In recent years, home mobile robots such as cleaning robots have been widely commercialized, so mobile robots are becoming more and more commonplace in people's daily lives.
In this regard, in robotics, localization techniques refer to processes by which a robot determines its position with respect to its surroundings. For example, in a “pure” localization system, the robot is provided with a map of its surroundings. Such “pure” localization systems are disadvantageous because generating a map via manual techniques is a relatively difficult, labor-intensive, and specialized task. Moreover, many environments are not static. For example, the rearranging of furniture in a room can render a preexisting map unusable. As a result, maps in pure localization systems are subject to relatively frequent and costly updates so that the map accurately represents its surroundings.
Therefore, it is desirable to develop localization techniques that are capable of planning the path of movement of a mobile robot and dynamically creating a map by determining the absolute position of the mobile robot based on a variation in the relative position of the mobile robot with respect to the surroundings of the mobile robot and one or more feature points of the surroundings of the mobile robot, even when no spatial information regarding the surroundings of the mobile robot is provided.

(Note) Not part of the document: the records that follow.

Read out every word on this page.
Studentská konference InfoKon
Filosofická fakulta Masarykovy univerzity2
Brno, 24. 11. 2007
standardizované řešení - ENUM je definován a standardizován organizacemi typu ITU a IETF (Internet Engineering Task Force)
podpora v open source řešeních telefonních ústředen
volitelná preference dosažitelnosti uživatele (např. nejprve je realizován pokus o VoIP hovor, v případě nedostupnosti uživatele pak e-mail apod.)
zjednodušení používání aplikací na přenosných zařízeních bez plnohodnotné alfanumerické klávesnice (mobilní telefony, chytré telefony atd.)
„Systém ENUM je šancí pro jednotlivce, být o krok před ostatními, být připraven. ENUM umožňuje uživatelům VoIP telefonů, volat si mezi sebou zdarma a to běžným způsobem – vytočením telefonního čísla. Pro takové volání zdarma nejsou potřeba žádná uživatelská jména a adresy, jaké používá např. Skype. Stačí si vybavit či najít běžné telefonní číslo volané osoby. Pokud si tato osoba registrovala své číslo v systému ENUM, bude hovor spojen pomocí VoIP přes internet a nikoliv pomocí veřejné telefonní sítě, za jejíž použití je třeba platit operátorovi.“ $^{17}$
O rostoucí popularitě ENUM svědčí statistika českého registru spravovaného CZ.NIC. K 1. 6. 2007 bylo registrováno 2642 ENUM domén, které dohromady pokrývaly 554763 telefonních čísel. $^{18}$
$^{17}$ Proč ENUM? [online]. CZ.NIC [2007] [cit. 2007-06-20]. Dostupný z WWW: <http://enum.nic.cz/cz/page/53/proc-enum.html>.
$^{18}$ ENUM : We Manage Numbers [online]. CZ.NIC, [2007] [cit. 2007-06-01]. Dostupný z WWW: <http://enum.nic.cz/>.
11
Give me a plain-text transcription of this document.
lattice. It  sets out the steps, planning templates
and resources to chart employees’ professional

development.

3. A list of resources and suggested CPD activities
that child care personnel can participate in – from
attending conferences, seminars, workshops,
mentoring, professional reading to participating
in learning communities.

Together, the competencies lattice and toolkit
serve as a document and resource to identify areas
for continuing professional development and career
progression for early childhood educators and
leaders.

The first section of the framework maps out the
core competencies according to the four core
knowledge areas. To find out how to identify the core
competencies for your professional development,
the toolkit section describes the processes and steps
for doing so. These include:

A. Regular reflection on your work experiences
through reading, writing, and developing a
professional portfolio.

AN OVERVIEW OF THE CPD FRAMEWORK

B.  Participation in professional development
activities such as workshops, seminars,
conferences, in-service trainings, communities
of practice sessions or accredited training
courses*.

In the meantime, one of the most widely used techniques for determining the absolute position of a mobile robot based on the surroundings of the mobile robot and the relative position of the mobile robot with respect to the surroundings of the mobile robot is Simultaneous Localization And Mapping (SLAM). According to SLAM, even when a mobile robot does not have any spatial information (i.e., map information) regarding its surroundings, it still can extract one or more feature points with reference to distance data obtained using ultrasound waves, laser beams, or image data obtained using a camera, for example, and configure map information based on the extracted feature point. Then, the mobile robot can determine its position based on the configured map information.
Kalman filters are generally used to determine the pose of a mobile robot based on one or more feature points. However, pose estimation methods that involve the use of Kalman filters can be effective only when the distribution of estimated pose errors follow a Gaussian distribution. As part of the effort to address this problem, it has been suggested to use a pose estimation technique that extracts a number of samples regarding position estimates and determines an optimum pose of an object using the probability of each of the extracted samples even when the distribution of estimated pose errors does not follow a Gaussian distribution, i.e., a particle filter technique.
An example of such a particle filter technique is set forth in U.S. Pat. No. 7,015,831, which discusses incrementally updating the pose of a mobile device using visual SLAM techniques, and particularly, to a SLAM technique using a particle filter. To implement this technique, U.S. Pat. No. 7,015,831 sets forth using a plurality of sensors (i.e., odometer and a camera) using two particle sets.
However, such a SLAM technique using a particle filter generally requires a considerable number of samples, thereby increasing the amount of computation and making it difficult for a mobile robot to determine the pose of the mobile robot when the mobile robot moves from one place to another. Therefore, a particle filter-based SLAM technique capable of reducing the amount of computation and thus enabling real-time determination of the pose of a mobile robot is desired.